The personnel changes put new pressure on the remaining doctors, who are also mothers of young children.

Dr. Patrick Cahill, who practices obstetrics as part of a group of three doctors in Stamford, said though he has no plans to abandon obstetrics, he can empathize.

In eight years of private practice, he has seen his malpractice premiums triple “and I have not been sued, so imagine what they would be like if I had been.”

Adding to that burden are decreasing rates of reimbursement from insurance companies for services such as office visits and deliveries. Taking staffing and Fairfield County rents into account, “It can cost $200,000 a year just to open your doors,” Cahill said. “I love delivering babies. I love my job and my patients, but this is a reality of what we’re facing.”

The other negative, Cahill added, is quality of life.

“Babies come on their own schedule,” he said. “Obstetrics is tough on your family as well. There is a reason why so many new doctors are going into fields such as dermatology or emergency medicine. They are looking for more stability.”

These issues were all factors at Brookside.

“The way we were going to practice medicine was going to change so much we had to sit down and ask ourselves, how can we continue to do this,” Rohr said. “And more important, the question became, how do we do it well? We didn’t want to be doctors who were just running in and out the door.”

Francis said she always took pride in approaching each patient without considering the threat of malpractice claims.

“It was a conscious decision never to let that factor into the care I gave. É My goal was to give them the best. But the emotional trauma, the fear of being sued, is there.
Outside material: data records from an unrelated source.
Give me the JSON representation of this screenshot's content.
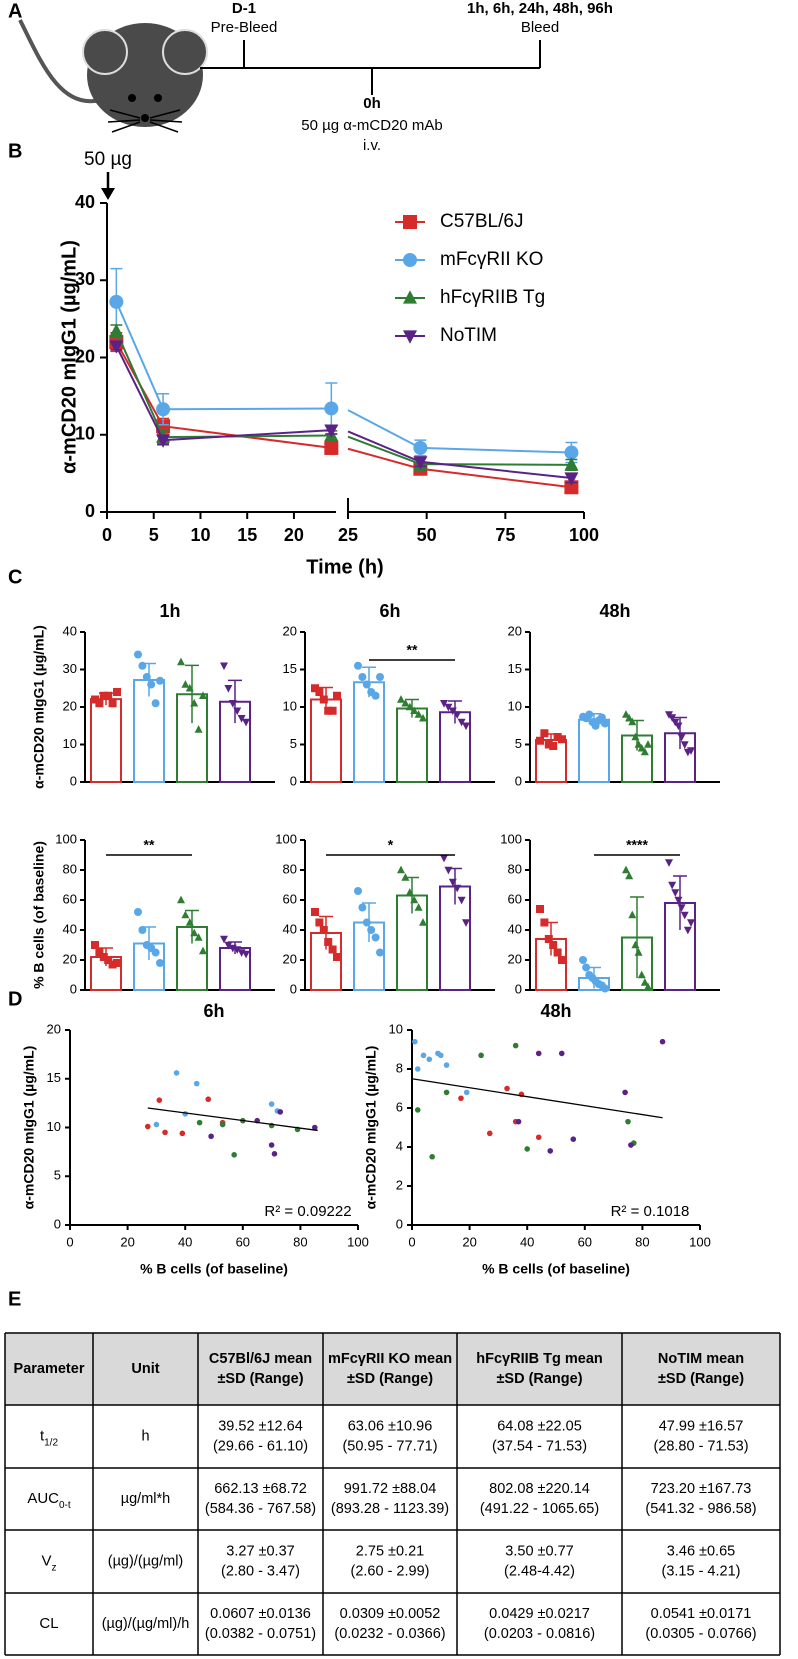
{
  "panel_labels": [
    "A",
    "B",
    "C",
    "D",
    "E"
  ],
  "panel_a": {
    "pre": [
      "D-1",
      "Pre-Bleed"
    ],
    "bleed": [
      "1h, 6h, 24h, 48h, 96h",
      "Bleed"
    ],
    "dose": [
      "0h",
      "50 µg α-mCD20 mAb",
      "i.v."
    ]
  },
  "chart_data": [
    {
      "type": "line",
      "annotation": "50 µg",
      "ylabel": "α-mCD20 mIgG1 (µg/mL)",
      "xlabel": "Time (h)",
      "x": [
        1,
        6,
        24,
        48,
        96
      ],
      "x_segments": [
        {
          "xlim": [
            0,
            24.5
          ],
          "xticks": [
            0,
            5,
            10,
            15,
            20
          ]
        },
        {
          "xlim": [
            25,
            100
          ],
          "xticks": [
            25,
            50,
            75,
            100
          ]
        }
      ],
      "ylim": [
        0,
        40
      ],
      "yticks": [
        0,
        10,
        20,
        30,
        40
      ],
      "series": [
        {
          "name": "C57BL/6J",
          "color": "#d62b2b",
          "marker": "square",
          "values": [
            22.0,
            11.1,
            8.3,
            5.6,
            3.2
          ],
          "errors": [
            1.2,
            1.0,
            0.8,
            0.5,
            0.4
          ]
        },
        {
          "name": "mFcγRII KO",
          "color": "#5aa7e8",
          "marker": "circle",
          "values": [
            27.2,
            13.3,
            13.4,
            8.3,
            7.7
          ],
          "errors": [
            4.3,
            2.0,
            3.3,
            1.0,
            1.3
          ]
        },
        {
          "name": "hFcγRIIB Tg",
          "color": "#2e7d32",
          "marker": "triangle-up",
          "values": [
            23.4,
            9.7,
            9.9,
            6.2,
            6.1
          ],
          "errors": [
            0.8,
            0.8,
            0.6,
            0.8,
            0.7
          ]
        },
        {
          "name": "NoTIM",
          "color": "#5b2286",
          "marker": "triangle-down",
          "values": [
            21.5,
            9.3,
            10.6,
            6.5,
            4.4
          ],
          "errors": [
            0.5,
            0.6,
            0.5,
            0.6,
            0.6
          ]
        }
      ]
    },
    {
      "type": "bar",
      "title": "1h",
      "ylabel": "α-mCD20 mIgG1 (µg/mL)",
      "ylim": [
        0,
        40
      ],
      "yticks": [
        0,
        10,
        20,
        30,
        40
      ],
      "colors": [
        "#d62b2b",
        "#5aa7e8",
        "#2e7d32",
        "#5b2286"
      ],
      "markers": [
        "square",
        "circle",
        "triangle-up",
        "triangle-down"
      ],
      "values": [
        22.1,
        27.2,
        23.4,
        21.4
      ],
      "errors": [
        1.6,
        4.4,
        7.7,
        5.7
      ],
      "points": [
        [
          22,
          21,
          23,
          23,
          21,
          24
        ],
        [
          34,
          31,
          28,
          26,
          21,
          27
        ],
        [
          32,
          26,
          25,
          21,
          14,
          23
        ],
        [
          31,
          25,
          21,
          19,
          17,
          16
        ]
      ]
    },
    {
      "type": "bar",
      "title": "6h",
      "ylim": [
        0,
        20
      ],
      "yticks": [
        0,
        5,
        10,
        15,
        20
      ],
      "significance": "**",
      "colors": [
        "#d62b2b",
        "#5aa7e8",
        "#2e7d32",
        "#5b2286"
      ],
      "markers": [
        "square",
        "circle",
        "triangle-up",
        "triangle-down"
      ],
      "values": [
        11.0,
        13.3,
        9.8,
        9.3
      ],
      "errors": [
        1.6,
        2.0,
        1.2,
        1.5
      ],
      "points": [
        [
          12.5,
          12,
          11,
          9.5,
          9.5,
          11.5
        ],
        [
          15.5,
          14,
          13,
          12,
          11.5,
          14
        ],
        [
          11,
          10.5,
          10,
          9.5,
          9,
          8.5
        ],
        [
          10.5,
          10,
          9.5,
          9,
          8,
          7.5
        ]
      ]
    },
    {
      "type": "bar",
      "title": "48h",
      "ylim": [
        0,
        20
      ],
      "yticks": [
        0,
        5,
        10,
        15,
        20
      ],
      "colors": [
        "#d62b2b",
        "#5aa7e8",
        "#2e7d32",
        "#5b2286"
      ],
      "markers": [
        "square",
        "circle",
        "triangle-up",
        "triangle-down"
      ],
      "values": [
        5.6,
        8.3,
        6.2,
        6.5
      ],
      "errors": [
        0.8,
        0.8,
        2.0,
        2.1
      ],
      "points": [
        [
          5.5,
          6.5,
          5,
          4.8,
          6,
          5.7
        ],
        [
          8.7,
          8.5,
          9,
          8,
          7.5,
          8.2,
          8.6,
          7.8
        ],
        [
          9,
          8.5,
          8,
          6,
          5,
          4.5,
          4,
          5
        ],
        [
          9,
          8.6,
          8,
          7.5,
          6,
          5,
          4,
          4.2
        ]
      ]
    },
    {
      "type": "bar",
      "ylabel": "% B cells (of baseline)",
      "ylim": [
        0,
        100
      ],
      "yticks": [
        0,
        20,
        40,
        60,
        80,
        100
      ],
      "significance": "**",
      "colors": [
        "#d62b2b",
        "#5aa7e8",
        "#2e7d32",
        "#5b2286"
      ],
      "markers": [
        "square",
        "circle",
        "triangle-up",
        "triangle-down"
      ],
      "values": [
        22,
        31,
        42,
        28
      ],
      "errors": [
        6,
        11,
        11,
        4
      ],
      "points": [
        [
          30,
          25,
          22,
          20,
          17,
          18
        ],
        [
          52,
          40,
          30,
          28,
          25,
          18
        ],
        [
          60,
          50,
          45,
          38,
          35,
          26
        ],
        [
          34,
          30,
          28,
          27,
          25,
          24
        ]
      ]
    },
    {
      "type": "bar",
      "ylim": [
        0,
        100
      ],
      "yticks": [
        0,
        20,
        40,
        60,
        80,
        100
      ],
      "significance": "*",
      "colors": [
        "#d62b2b",
        "#5aa7e8",
        "#2e7d32",
        "#5b2286"
      ],
      "markers": [
        "square",
        "circle",
        "triangle-up",
        "triangle-down"
      ],
      "values": [
        38,
        45,
        63,
        69
      ],
      "errors": [
        11,
        13,
        12,
        12
      ],
      "points": [
        [
          52,
          45,
          40,
          32,
          27,
          22
        ],
        [
          66,
          55,
          45,
          40,
          35,
          25
        ],
        [
          80,
          75,
          65,
          60,
          55,
          45
        ],
        [
          88,
          80,
          72,
          68,
          60,
          45
        ]
      ]
    },
    {
      "type": "bar",
      "ylim": [
        0,
        100
      ],
      "yticks": [
        0,
        20,
        40,
        60,
        80,
        100
      ],
      "significance": "****",
      "colors": [
        "#d62b2b",
        "#5aa7e8",
        "#2e7d32",
        "#5b2286"
      ],
      "markers": [
        "square",
        "circle",
        "triangle-up",
        "triangle-down"
      ],
      "values": [
        34,
        8,
        35,
        58
      ],
      "errors": [
        11,
        7,
        27,
        18
      ],
      "points": [
        [
          54,
          45,
          34,
          30,
          25,
          20
        ],
        [
          20,
          15,
          10,
          8,
          6,
          4,
          3,
          1
        ],
        [
          80,
          76,
          50,
          30,
          25,
          10,
          5,
          2
        ],
        [
          85,
          70,
          65,
          60,
          55,
          50,
          40,
          45
        ]
      ]
    },
    {
      "type": "scatter",
      "title": "6h",
      "xlabel": "% B cells (of baseline)",
      "ylabel": "α-mCD20 mIgG1 (µg/mL)",
      "xlim": [
        0,
        100
      ],
      "xticks": [
        0,
        20,
        40,
        60,
        80,
        100
      ],
      "ylim": [
        0,
        20
      ],
      "yticks": [
        0,
        5,
        10,
        15,
        20
      ],
      "series": [
        {
          "color": "#d62b2b",
          "x": [
            27,
            31,
            33,
            39,
            48,
            53
          ],
          "y": [
            10.1,
            12.8,
            9.5,
            9.4,
            12.9,
            10.5
          ]
        },
        {
          "color": "#5aa7e8",
          "x": [
            30,
            37,
            40,
            44,
            70,
            72
          ],
          "y": [
            10.3,
            15.6,
            11.4,
            14.5,
            12.4,
            11.7
          ]
        },
        {
          "color": "#2e7d32",
          "x": [
            45,
            53,
            57,
            60,
            70,
            79
          ],
          "y": [
            10.5,
            10.3,
            7.2,
            10.7,
            10.2,
            9.8
          ]
        },
        {
          "color": "#5b2286",
          "x": [
            49,
            65,
            70,
            71,
            73,
            85
          ],
          "y": [
            9.1,
            10.7,
            8.2,
            7.3,
            11.6,
            10.0
          ]
        }
      ],
      "fit": {
        "x": [
          27,
          86
        ],
        "y": [
          12.0,
          9.7
        ]
      },
      "annotation": "R² = 0.09222"
    },
    {
      "type": "scatter",
      "title": "48h",
      "xlabel": "% B cells (of baseline)",
      "ylabel": "α-mCD20 mIgG1 (µg/mL)",
      "xlim": [
        0,
        100
      ],
      "xticks": [
        0,
        20,
        40,
        60,
        80,
        100
      ],
      "ylim": [
        0,
        10
      ],
      "yticks": [
        0,
        2,
        4,
        6,
        8,
        10
      ],
      "series": [
        {
          "color": "#d62b2b",
          "x": [
            17,
            27,
            33,
            36,
            38,
            44
          ],
          "y": [
            6.5,
            4.7,
            7.0,
            5.3,
            6.7,
            4.5
          ]
        },
        {
          "color": "#5aa7e8",
          "x": [
            1,
            2,
            4,
            6,
            9,
            10,
            12,
            19
          ],
          "y": [
            9.4,
            8.0,
            8.7,
            8.5,
            8.8,
            8.7,
            8.2,
            6.8
          ]
        },
        {
          "color": "#2e7d32",
          "x": [
            2,
            7,
            12,
            24,
            36,
            40,
            75,
            77
          ],
          "y": [
            5.9,
            3.5,
            6.8,
            8.7,
            9.2,
            3.9,
            5.3,
            4.2
          ]
        },
        {
          "color": "#5b2286",
          "x": [
            37,
            44,
            48,
            52,
            56,
            74,
            76,
            87
          ],
          "y": [
            5.3,
            8.8,
            3.8,
            8.8,
            4.4,
            6.8,
            4.1,
            9.4
          ]
        }
      ],
      "fit": {
        "x": [
          0,
          87
        ],
        "y": [
          7.5,
          5.5
        ]
      },
      "annotation": "R² = 0.1018"
    }
  ],
  "table": {
    "header": [
      [
        "Parameter"
      ],
      [
        "Unit"
      ],
      [
        "C57Bl/6J mean",
        "±SD (Range)"
      ],
      [
        "mFcγRII KO mean",
        "±SD (Range)"
      ],
      [
        "hFcγRIIB Tg mean",
        "±SD (Range)"
      ],
      [
        "NoTIM mean",
        "±SD (Range)"
      ]
    ],
    "rows": [
      [
        {
          "text": "t",
          "sub": "1/2"
        },
        [
          "h"
        ],
        [
          "39.52 ±12.64",
          "(29.66 - 61.10)"
        ],
        [
          "63.06 ±10.96",
          "(50.95 - 77.71)"
        ],
        [
          "64.08 ±22.05",
          "(37.54 - 71.53)"
        ],
        [
          "47.99 ±16.57",
          "(28.80 - 71.53)"
        ]
      ],
      [
        {
          "text": "AUC",
          "sub": "0-t"
        },
        [
          "µg/ml*h"
        ],
        [
          "662.13 ±68.72",
          "(584.36 - 767.58)"
        ],
        [
          "991.72 ±88.04",
          "(893.28 - 1123.39)"
        ],
        [
          "802.08 ±220.14",
          "(491.22 - 1065.65)"
        ],
        [
          "723.20 ±167.73",
          "(541.32 - 986.58)"
        ]
      ],
      [
        {
          "text": "V",
          "sub": "z"
        },
        [
          "(µg)/(µg/ml)"
        ],
        [
          "3.27 ±0.37",
          "(2.80 - 3.47)"
        ],
        [
          "2.75 ±0.21",
          "(2.60 - 2.99)"
        ],
        [
          "3.50 ±0.77",
          "(2.48-4.42)"
        ],
        [
          "3.46 ±0.65",
          "(3.15 - 4.21)"
        ]
      ],
      [
        {
          "text": "CL"
        },
        [
          "(µg)/(µg/ml)/h"
        ],
        [
          "0.0607 ±0.0136",
          "(0.0382 - 0.0751)"
        ],
        [
          "0.0309 ±0.0052",
          "(0.0232 - 0.0366)"
        ],
        [
          "0.0429 ±0.0217",
          "(0.0203 - 0.0816)"
        ],
        [
          "0.0541 ±0.0171",
          "(0.0305 - 0.0766)"
        ]
      ]
    ]
  }
}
For many of us the question is not have you been sued, but when?”

Dr. Julia Gray of Stamford faced a similar dilemma a decade ago when she phased out of obstetrics after delivering babies for 15 years. “Many people assume it was the malpractice insurance issue, but I was one of that slim 7 or 8 percent of obstetricians who had never been sued,” she said.
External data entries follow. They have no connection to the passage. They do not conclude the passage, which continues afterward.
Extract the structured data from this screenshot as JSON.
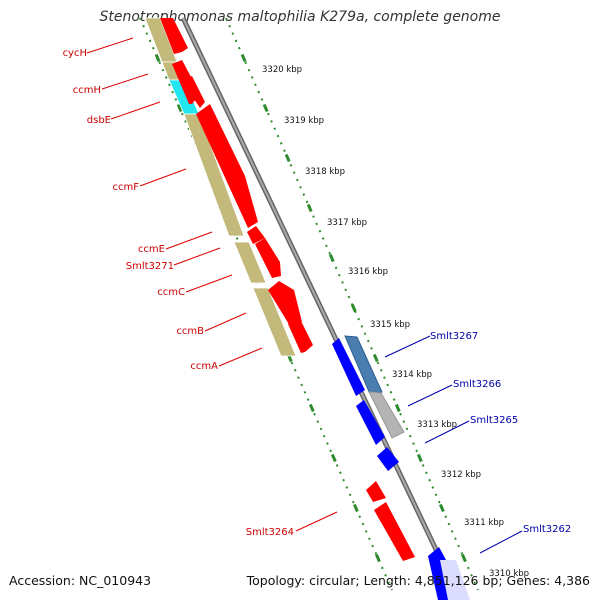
{
  "title": "Stenotrophomonas maltophilia K279a, complete genome",
  "footer": {
    "accession": "Accession: NC_010943",
    "topology": "Topology: circular; Length: 4,851,126 bp; Genes: 4,386"
  },
  "colors": {
    "forward_gene": "#ff0000",
    "reverse_gene": "#0000ff",
    "cds_olive": "#c2b97a",
    "cds_cyan": "#22e6f0",
    "cds_steel": "#4a7db0",
    "cds_grey": "#b4b4b4",
    "backbone": "#888888",
    "tick": "#2e8b2e",
    "label_red": "#cc0000",
    "label_blue": "#0000aa"
  },
  "kbp_labels": [
    "3320 kbp",
    "3319 kbp",
    "3318 kbp",
    "3317 kbp",
    "3316 kbp",
    "3315 kbp",
    "3314 kbp",
    "3313 kbp",
    "3312 kbp",
    "3311 kbp",
    "3310 kbp"
  ],
  "forward_genes": [
    "cycH",
    "ccmH",
    "dsbE",
    "ccmF",
    "ccmE",
    "Smlt3271",
    "ccmC",
    "ccmB",
    "ccmA",
    "Smlt3264"
  ],
  "reverse_genes": [
    "Smlt3267",
    "Smlt3266",
    "Smlt3265",
    "Smlt3262"
  ]
}
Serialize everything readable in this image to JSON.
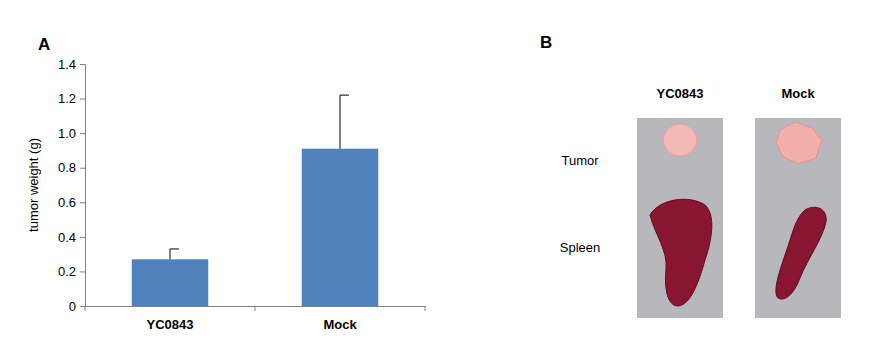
{
  "chart_data": {
    "type": "bar",
    "y_label": "tumor weight (g)",
    "categories": [
      "YC0843",
      "Mock"
    ],
    "values": [
      0.27,
      0.91
    ],
    "errors": [
      0.06,
      0.31
    ],
    "color": "#4f81bd",
    "ylim": [
      0,
      1.4
    ],
    "yticks": [
      0,
      0.2,
      0.4,
      0.6,
      0.8,
      {
        "value": 1,
        "label": "1.0"
      },
      1.2,
      1.4
    ],
    "grid": false
  },
  "figure": {
    "panel_labels": [
      "A",
      "B"
    ],
    "photo_panel": {
      "columns": [
        "YC0843",
        "Mock"
      ],
      "rows": [
        "Tumor",
        "Spleen"
      ]
    }
  }
}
For Gray, the decision to leave obstetrics grew in part out of a sense that other women in her practice were not getting her full attention. “I was too busy and distracted by the women who were in labor. With obstetrics you are always waiting for a bomb to drop. Who is having contractions? Who is cramping? I felt my patients who were not pregnant or in labor were getting gypped.”

Gray now focuses exclusively on gynecology in a practice that caters to teens, women in their 40s and beyond. Her practice also includes women of child-bearing age, “who for a variety of reasons don’t want to go to a practice where the waiting room is full of expectant mothers.”

She said the transition has been satisfying.

“I feel I can focus on the other kinds of needs women have beyond babies. I can spend a half-hour talking to a menopausal woman about complicated things and get a teenager who doesn’t want to discuss what’s really going on in her life to open up.”

The Brookside doctors envision building a practice similar to the one Gray describes. “We are already booking more time for our patients come fall. We expect to be able to offer really comprehensive women’s health care,” Francis said.

Francis teared up when considering if she would miss delivering babies and treating expectant mothers. “We would be lying if we said we won’t miss it, or that we won’t be relieved when we stop.”